Mercredi, lors de leur deuxième rencontre avec les dirigeants de Carrefour (la première avait eu lieu le 8 janvier, à Paris déjà), ceux de Couche-Tard ont promis de préciser leurs engagements pour l’avenir du groupe ce vendredi. S’ils n’ont pas abandonné leur projet, qualifié de «mûri depuis des mois» par un proche, ils pourraient décaler de quelques jours leurs réponses aux demandes au PDG de Carrefour.
Alexandre Bompard a reçu tout début janvier une lettre d’intention non engageante en vue d’un rachat de son groupe pour 16,3 milliards d’euros.
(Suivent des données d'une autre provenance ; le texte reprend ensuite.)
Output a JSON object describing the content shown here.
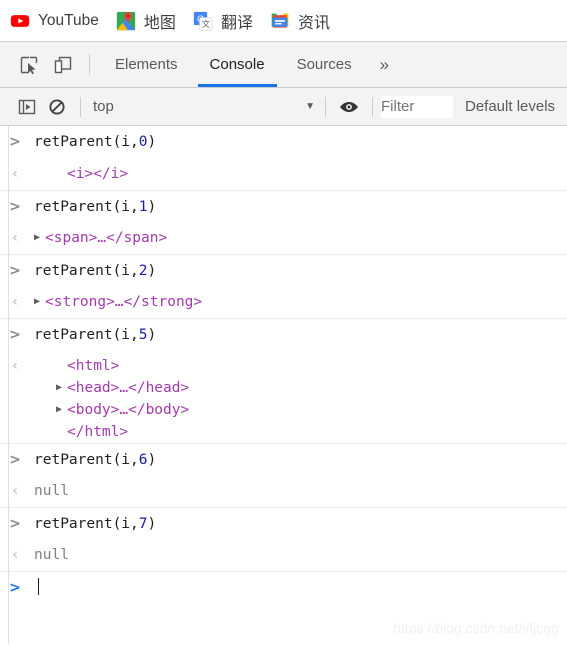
{
  "bookmarks_bar": {
    "items": [
      {
        "label": "YouTube",
        "icon": "youtube-icon"
      },
      {
        "label": "地图",
        "icon": "google-maps-icon"
      },
      {
        "label": "翻译",
        "icon": "google-translate-icon"
      },
      {
        "label": "资讯",
        "icon": "google-news-icon"
      }
    ]
  },
  "devtools": {
    "toolbar_buttons": [
      {
        "name": "inspect-element-icon",
        "title": "Inspect element"
      },
      {
        "name": "device-toolbar-icon",
        "title": "Toggle device toolbar"
      }
    ],
    "tabs": [
      {
        "label": "Elements",
        "active": false
      },
      {
        "label": "Console",
        "active": true
      },
      {
        "label": "Sources",
        "active": false
      }
    ],
    "more_tabs_label": "»",
    "console_toolbar": {
      "sidebar_toggle_icon": "console-sidebar-icon",
      "clear_console_icon": "clear-console-icon",
      "context_selector_value": "top",
      "context_caret": "▼",
      "eye_icon": "live-expression-eye-icon",
      "filter_placeholder": "Filter",
      "levels_label": "Default levels"
    }
  },
  "console": {
    "entries": [
      {
        "type": "input",
        "marker": ">",
        "command_prefix": "retParent(i,",
        "command_arg": "0",
        "command_suffix": ")"
      },
      {
        "type": "output",
        "marker": "‹",
        "node_lines": [
          {
            "triangle": "",
            "indent": 1,
            "text": "<i></i>",
            "kind": "tag"
          }
        ]
      },
      {
        "type": "input",
        "marker": ">",
        "command_prefix": "retParent(i,",
        "command_arg": "1",
        "command_suffix": ")"
      },
      {
        "type": "output",
        "marker": "‹",
        "node_lines": [
          {
            "triangle": "▶",
            "indent": 0,
            "text": "<span>…</span>",
            "kind": "tag"
          }
        ]
      },
      {
        "type": "input",
        "marker": ">",
        "command_prefix": "retParent(i,",
        "command_arg": "2",
        "command_suffix": ")"
      },
      {
        "type": "output",
        "marker": "‹",
        "node_lines": [
          {
            "triangle": "▶",
            "indent": 0,
            "text": "<strong>…</strong>",
            "kind": "tag"
          }
        ]
      },
      {
        "type": "input",
        "marker": ">",
        "command_prefix": "retParent(i,",
        "command_arg": "5",
        "command_suffix": ")"
      },
      {
        "type": "output",
        "marker": "‹",
        "node_lines": [
          {
            "triangle": "",
            "indent": 1,
            "text": "<html>",
            "kind": "tag"
          },
          {
            "triangle": "▶",
            "indent": 1,
            "text": "<head>…</head>",
            "kind": "tag"
          },
          {
            "triangle": "▶",
            "indent": 1,
            "text": "<body>…</body>",
            "kind": "tag"
          },
          {
            "triangle": "",
            "indent": 1,
            "text": "</html>",
            "kind": "tag"
          }
        ]
      },
      {
        "type": "input",
        "marker": ">",
        "command_prefix": "retParent(i,",
        "command_arg": "6",
        "command_suffix": ")"
      },
      {
        "type": "output",
        "marker": "‹",
        "node_lines": [
          {
            "triangle": "",
            "indent": 0,
            "text": "null",
            "kind": "null"
          }
        ]
      },
      {
        "type": "input",
        "marker": ">",
        "command_prefix": "retParent(i,",
        "command_arg": "7",
        "command_suffix": ")"
      },
      {
        "type": "output",
        "marker": "‹",
        "node_lines": [
          {
            "triangle": "",
            "indent": 0,
            "text": "null",
            "kind": "null"
          }
        ]
      },
      {
        "type": "prompt",
        "marker": ">",
        "value": ""
      }
    ],
    "watermark": "https://blog.csdn.net/vfjcgg"
  },
  "colors": {
    "accent": "#1a73e8",
    "tag": "#a23bab",
    "number": "#1a1aa6",
    "null": "#808080",
    "toolbar_bg": "#f3f3f3",
    "border": "#cdcdcd"
  }
}
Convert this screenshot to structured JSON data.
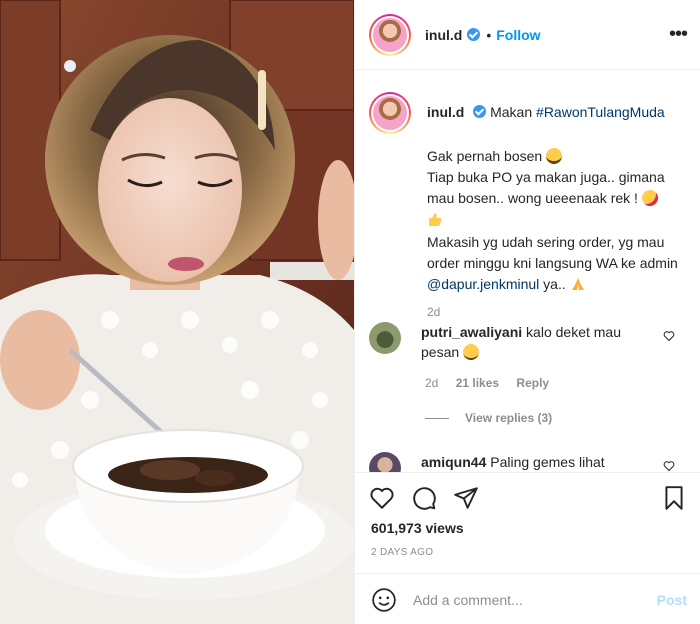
{
  "post": {
    "username": "inul.d",
    "follow_label": "Follow",
    "separator": "•",
    "more_label": "•••",
    "caption_prefix": "Makan ",
    "caption_hashtag": "#RawonTulangMuda",
    "caption_line1": "Gak pernah bosen",
    "caption_line2": "Tiap buka PO ya makan juga.. gimana mau bosen.. wong ueeenaak rek !",
    "caption_line3": "Makasih yg udah sering order, yg mau order minggu kni langsung WA ke admin ",
    "caption_mention": "@dapur.jenkminul",
    "caption_line3_end": " ya..",
    "time_ago": "2d"
  },
  "comments": [
    {
      "username": "putri_awaliyani",
      "text": "kalo deket mau pesan",
      "time": "2d",
      "likes": "21 likes",
      "reply_label": "Reply",
      "view_replies": "View replies (3)"
    },
    {
      "username": "amiqun44",
      "text": "Paling gemes lihat"
    }
  ],
  "actions": {
    "views": "601,973 views",
    "date": "2 DAYS AGO",
    "comment_placeholder": "Add a comment...",
    "post_label": "Post"
  },
  "icons": {
    "verified": "verified-badge-icon",
    "like": "heart-icon",
    "comment": "comment-icon",
    "share": "share-icon",
    "save": "bookmark-icon",
    "emoji": "smiley-icon"
  },
  "colors": {
    "link_blue": "#0095f6",
    "hashtag": "#00376b",
    "muted": "#8e8e8e",
    "post_disabled": "#b2dffc"
  }
}
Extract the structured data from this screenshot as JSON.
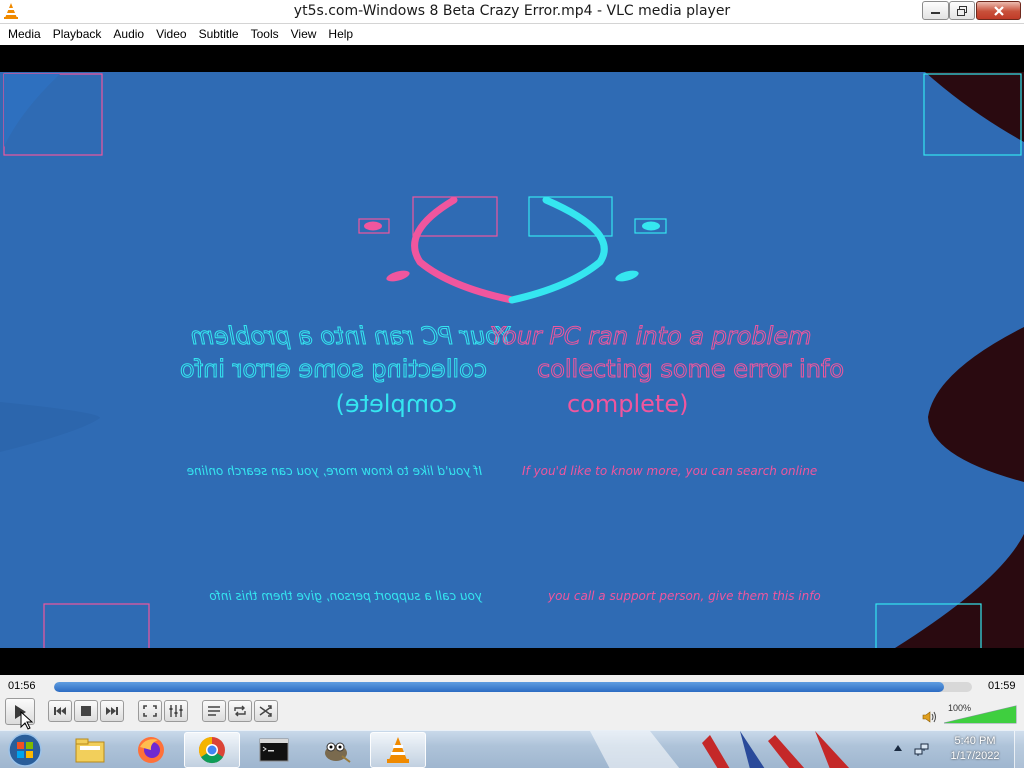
{
  "window": {
    "title": "yt5s.com-Windows 8 Beta Crazy Error.mp4 - VLC media player"
  },
  "menu": {
    "items": [
      "Media",
      "Playback",
      "Audio",
      "Video",
      "Subtitle",
      "Tools",
      "View",
      "Help"
    ]
  },
  "video": {
    "line1_left": "Your PC ran into a problem",
    "line1_right": "Your PC ran into a problem",
    "line2_left": "collecting some error info",
    "line2_right": "collecting some error info",
    "line3_left": "complete)",
    "line3_right": "complete)",
    "line4_left": "If you'd like to know more, you can search online",
    "line4_right": "If you'd like to know more, you can search online",
    "line5_left": "you call a support person, give them this info",
    "line5_right": "you call a support person, give them this info",
    "colors": {
      "background": "#2f6bb4",
      "pink": "#f0569e",
      "cyan": "#35e6f0",
      "dark": "#2a0a10"
    }
  },
  "playback": {
    "elapsed": "01:56",
    "total": "01:59",
    "progress": 0.97,
    "volume_label": "100%",
    "volume": 1.0
  },
  "controls": {
    "buttons": [
      "play-icon",
      "previous-icon",
      "stop-icon",
      "next-icon",
      "fullscreen-icon",
      "extended-settings-icon",
      "playlist-icon",
      "loop-icon",
      "shuffle-icon",
      "speaker-icon"
    ]
  },
  "taskbar": {
    "apps": [
      "start-orb-icon",
      "file-explorer-icon",
      "firefox-icon",
      "chrome-icon",
      "command-prompt-icon",
      "gimp-icon",
      "vlc-icon"
    ],
    "time": "5:40 PM",
    "date": "1/17/2022"
  }
}
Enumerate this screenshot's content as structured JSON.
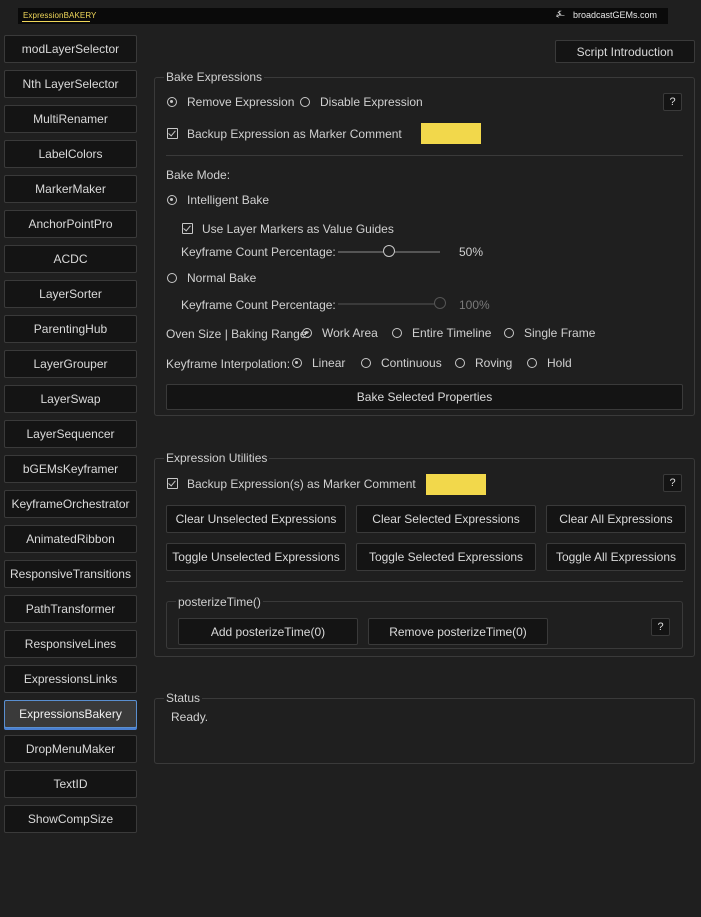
{
  "header": {
    "logo_text": "ExpressionBAKERY",
    "brand_text": "broadcastGEMs.com",
    "brand_icon": "bgems-icon"
  },
  "sidebar": {
    "items": [
      {
        "label": "modLayerSelector"
      },
      {
        "label": "Nth LayerSelector"
      },
      {
        "label": "MultiRenamer"
      },
      {
        "label": "LabelColors"
      },
      {
        "label": "MarkerMaker"
      },
      {
        "label": "AnchorPointPro"
      },
      {
        "label": "ACDC"
      },
      {
        "label": "LayerSorter"
      },
      {
        "label": "ParentingHub"
      },
      {
        "label": "LayerGrouper"
      },
      {
        "label": "LayerSwap"
      },
      {
        "label": "LayerSequencer"
      },
      {
        "label": "bGEMsKeyframer"
      },
      {
        "label": "KeyframeOrchestrator"
      },
      {
        "label": "AnimatedRibbon"
      },
      {
        "label": "ResponsiveTransitions"
      },
      {
        "label": "PathTransformer"
      },
      {
        "label": "ResponsiveLines"
      },
      {
        "label": "ExpressionsLinks"
      },
      {
        "label": "ExpressionsBakery",
        "active": true
      },
      {
        "label": "DropMenuMaker"
      },
      {
        "label": "TextID"
      },
      {
        "label": "ShowCompSize"
      }
    ]
  },
  "script_intro_label": "Script Introduction",
  "bake": {
    "title": "Bake Expressions",
    "remove_label": "Remove Expression",
    "disable_label": "Disable Expression",
    "help_label": "?",
    "backup_label": "Backup Expression as Marker Comment",
    "swatch_color": "#f2d84b",
    "mode_label": "Bake Mode:",
    "intelligent_label": "Intelligent Bake",
    "use_markers_label": "Use Layer Markers as Value Guides",
    "kf_pct_label": "Keyframe Count Percentage:",
    "kf_pct_value": "50%",
    "kf_pct_fraction": 0.5,
    "normal_label": "Normal Bake",
    "kf_pct_label2": "Keyframe Count Percentage:",
    "kf_pct_value2": "100%",
    "kf_pct_fraction2": 1.0,
    "oven_label": "Oven Size | Baking Range:",
    "range_options": [
      "Work Area",
      "Entire Timeline",
      "Single Frame"
    ],
    "range_selected": "Work Area",
    "interp_label": "Keyframe Interpolation:",
    "interp_options": [
      "Linear",
      "Continuous",
      "Roving",
      "Hold"
    ],
    "interp_selected": "Linear",
    "bake_button": "Bake Selected Properties"
  },
  "utils": {
    "title": "Expression Utilities",
    "backup_label": "Backup Expression(s) as Marker Comment",
    "help_label": "?",
    "clear_unselected": "Clear Unselected Expressions",
    "clear_selected": "Clear Selected Expressions",
    "clear_all": "Clear All Expressions",
    "toggle_unselected": "Toggle Unselected Expressions",
    "toggle_selected": "Toggle Selected Expressions",
    "toggle_all": "Toggle All Expressions",
    "posterize_title": "posterizeTime()",
    "add_posterize": "Add posterizeTime(0)",
    "remove_posterize": "Remove posterizeTime(0)",
    "posterize_help": "?"
  },
  "status": {
    "title": "Status",
    "text": "Ready."
  }
}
S’estimant en position de force au vu de l’amélioration des performances opérationnelles de Carrefour ces derniers mois, il tient, avant de négocier le prix offert par Couche-Tard, à obtenir des garanties sur la préservation de l’intégrité de son groupe, les investissements, l’emploi ou encore l’équilibre de la gouvernance du nouvel ensemble.
Le PDG de Carrefour a prévenu Bruno Le Maire mardi après-midi par texto. C’était juste après avoir appris que Couche-Tard était prêt à répondre à ses exigences, mais quelques heures seulement avant la révélation du projet par Bloomberg. De quoi provoquer l’ire du gouvernement. «Sur la forme, les pouvoirs publics sont choqués d’avoir été mis devant le fait accompli, confie une source au sommet de l’État. Sur le fond, ils ne sont pas convaincus de l’opportunité de l’opération, annoncée en pleine crise sanitaire. L’Élysée et Bercy sont alignés sur le sujet.»
De quoi menacer l’opération d’un veto, même si ses partisans, à commencer par les principaux actionnaires de Carrefour et de Couche-Tard, semblent décidés à la faire aboutir. «Tout le monde, autour d’Alexandre Bompard, est sidéré par la façon dont l’État aborde le dossier, confie un acteur clé des négociations. Sans prévenir personne, Bruno Le Maire dit qu’il est défavorable au projet, alors qu’il n’a rien vu du dossier. Et pour cause, celui-ci n’est pas finalisé.» La sécurité alimentaire, invoquée par le Ministre? «Un argument politique totalement décalé, poursuit-il. On n’a jamais dit à Amazon, Aldi et Lidl qu’ils menaçaient d’affamer les Français!» Un autre acteur d’abonder: «C’est la manifestation d’un dirigisme absurde. On n’a l’impression d’être dans en Union soviétique ou dans une République bananière. Le Canada n’est pas la Chine.» Ces réactions font écho à l’incompréhension de nombre de dirigeants d’entreprises, qui soulignent les liens économiques entre le Canada et la France, en rappelant le rachat de Bombardier par Alstom ou les projets d’Atos dans le pays.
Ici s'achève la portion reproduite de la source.